O autor testou pela primeira vez a Siri AI em macOS 27 Golden Gate, em beta de desenvolvedor, durante pouco mais de 24 horas. O objetivo foi verificar utilidade prática em um Mac, diferente do uso comum no iPhone. O teste ocorre em meio a limitações apontadas pelos usuários em estágios iniciais do recurso.
Segundo relatos, colegas já estão avaliando a Siri AI em iPhone e Apple Watch, com impressões positivas em alguns casos. No Mac, o autor encontrou um conjunto de limitações mais evidente, especialmente no que diz respeito a ações dentro de apps e integração com conteúdos não Apple.
O teste ainda está em fase precoce e sujeito a melhorias antes do lançamento final. Não há confirmação de indexação completa de arquivos no dispositivo de avaliação, o que complica aferições sobre desempenho real em tarefas de benchmarking e busca de dados locais.

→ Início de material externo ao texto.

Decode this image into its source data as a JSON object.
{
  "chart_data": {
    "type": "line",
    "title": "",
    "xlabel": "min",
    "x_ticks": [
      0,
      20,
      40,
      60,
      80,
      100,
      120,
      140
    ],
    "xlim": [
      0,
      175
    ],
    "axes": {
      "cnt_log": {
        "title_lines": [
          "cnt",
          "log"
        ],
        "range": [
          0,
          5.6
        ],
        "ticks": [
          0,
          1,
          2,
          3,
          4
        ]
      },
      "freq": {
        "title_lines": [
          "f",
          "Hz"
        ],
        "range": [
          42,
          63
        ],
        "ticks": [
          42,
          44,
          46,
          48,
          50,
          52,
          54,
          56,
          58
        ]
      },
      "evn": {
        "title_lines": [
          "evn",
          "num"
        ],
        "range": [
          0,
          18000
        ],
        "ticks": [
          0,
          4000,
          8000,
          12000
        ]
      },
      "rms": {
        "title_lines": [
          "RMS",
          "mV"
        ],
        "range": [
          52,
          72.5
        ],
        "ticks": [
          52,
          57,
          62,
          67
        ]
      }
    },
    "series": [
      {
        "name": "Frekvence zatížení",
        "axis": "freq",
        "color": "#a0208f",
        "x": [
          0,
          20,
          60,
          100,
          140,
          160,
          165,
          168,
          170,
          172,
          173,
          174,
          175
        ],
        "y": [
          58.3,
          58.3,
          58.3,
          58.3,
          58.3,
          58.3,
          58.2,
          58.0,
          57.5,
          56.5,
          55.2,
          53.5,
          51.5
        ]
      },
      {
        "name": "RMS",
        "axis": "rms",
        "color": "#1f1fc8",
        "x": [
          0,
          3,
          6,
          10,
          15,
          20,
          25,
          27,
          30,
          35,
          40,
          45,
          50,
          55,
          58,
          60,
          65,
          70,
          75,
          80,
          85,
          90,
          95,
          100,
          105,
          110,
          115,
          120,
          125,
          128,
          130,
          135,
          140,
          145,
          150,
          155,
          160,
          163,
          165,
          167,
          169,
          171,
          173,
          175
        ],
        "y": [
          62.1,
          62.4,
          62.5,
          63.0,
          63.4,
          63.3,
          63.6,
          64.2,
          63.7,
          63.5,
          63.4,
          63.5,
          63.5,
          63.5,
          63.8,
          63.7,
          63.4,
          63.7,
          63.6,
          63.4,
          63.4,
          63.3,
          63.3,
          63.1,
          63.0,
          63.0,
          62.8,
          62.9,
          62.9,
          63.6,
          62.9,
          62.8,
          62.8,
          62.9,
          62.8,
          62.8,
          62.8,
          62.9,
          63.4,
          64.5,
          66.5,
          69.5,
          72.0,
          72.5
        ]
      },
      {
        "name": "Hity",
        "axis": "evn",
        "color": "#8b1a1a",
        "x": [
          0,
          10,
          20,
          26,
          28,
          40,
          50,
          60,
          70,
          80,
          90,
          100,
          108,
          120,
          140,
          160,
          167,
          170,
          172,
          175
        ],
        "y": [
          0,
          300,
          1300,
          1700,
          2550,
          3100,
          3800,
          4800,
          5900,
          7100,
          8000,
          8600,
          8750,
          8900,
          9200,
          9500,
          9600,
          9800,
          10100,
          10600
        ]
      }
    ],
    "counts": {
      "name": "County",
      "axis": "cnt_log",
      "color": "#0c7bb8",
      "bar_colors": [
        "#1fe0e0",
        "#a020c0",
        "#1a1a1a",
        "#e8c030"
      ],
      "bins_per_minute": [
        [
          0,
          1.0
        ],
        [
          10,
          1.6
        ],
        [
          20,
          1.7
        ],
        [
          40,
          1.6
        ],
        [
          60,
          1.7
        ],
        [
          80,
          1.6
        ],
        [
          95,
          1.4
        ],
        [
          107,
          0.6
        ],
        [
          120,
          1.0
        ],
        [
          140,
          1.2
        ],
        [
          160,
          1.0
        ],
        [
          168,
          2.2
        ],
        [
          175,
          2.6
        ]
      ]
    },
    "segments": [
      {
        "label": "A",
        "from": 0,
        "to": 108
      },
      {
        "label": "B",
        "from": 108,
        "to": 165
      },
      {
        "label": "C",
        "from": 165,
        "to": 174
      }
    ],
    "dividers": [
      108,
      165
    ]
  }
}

Desempenho e limitações no Mac
Ao ativar Siri AI no Mac, o usuário observou que a assistente consegue abrir apps, mas não executar ações dentro deles. Em benchmarking, Shortcuts não conseguiu automatizar completamente testes, limitando-se a abrir ferramentas e capturar resultados. A expectativa era automatizar testes de Geekbench ou Cinebench, o que não ocorreu.
Integração com dados locais e fluxos de trabalho
Para logging de dados, houve tentativa de Siri calcular médias a partir de capturas de tela em Finder. O recurso funcionou, em alguns momentos, distinguindo diferentes tipos de pontuações (CPU single-core, multicore e GPU) e apresentando tabelas simples. Contudo, misturar diferentes tipos de testes ou dados pode gerar distorções.
Compatibilidade de conteúdo e alcance
A experiência mostrou maior acurácia quando o conteúdo está dentro do ecossistema Apple. Perguntas sobre fotos ou mensagens direta em Photos e Messages trouxeram resultados relevantes, mas conteúdo de terceiros (Signal, Google Photos, Lightroom Classic) não foi tão facilmente acessível. A equipe ainda aguarda indexação completa de arquivos locais.
Impressões gerais
O autor destaca que, apesar das limitações, a Siri AI no Mac oferece avanços frente a versões anteriores, mas difere bastante da experiência no iPhone. No geral, o recurso é visto como promissor, com potencial de melhoria ao longo do tempo, especialmente conforme desenvolvedores ampliam a integração com ferramentas de automação e dados locais.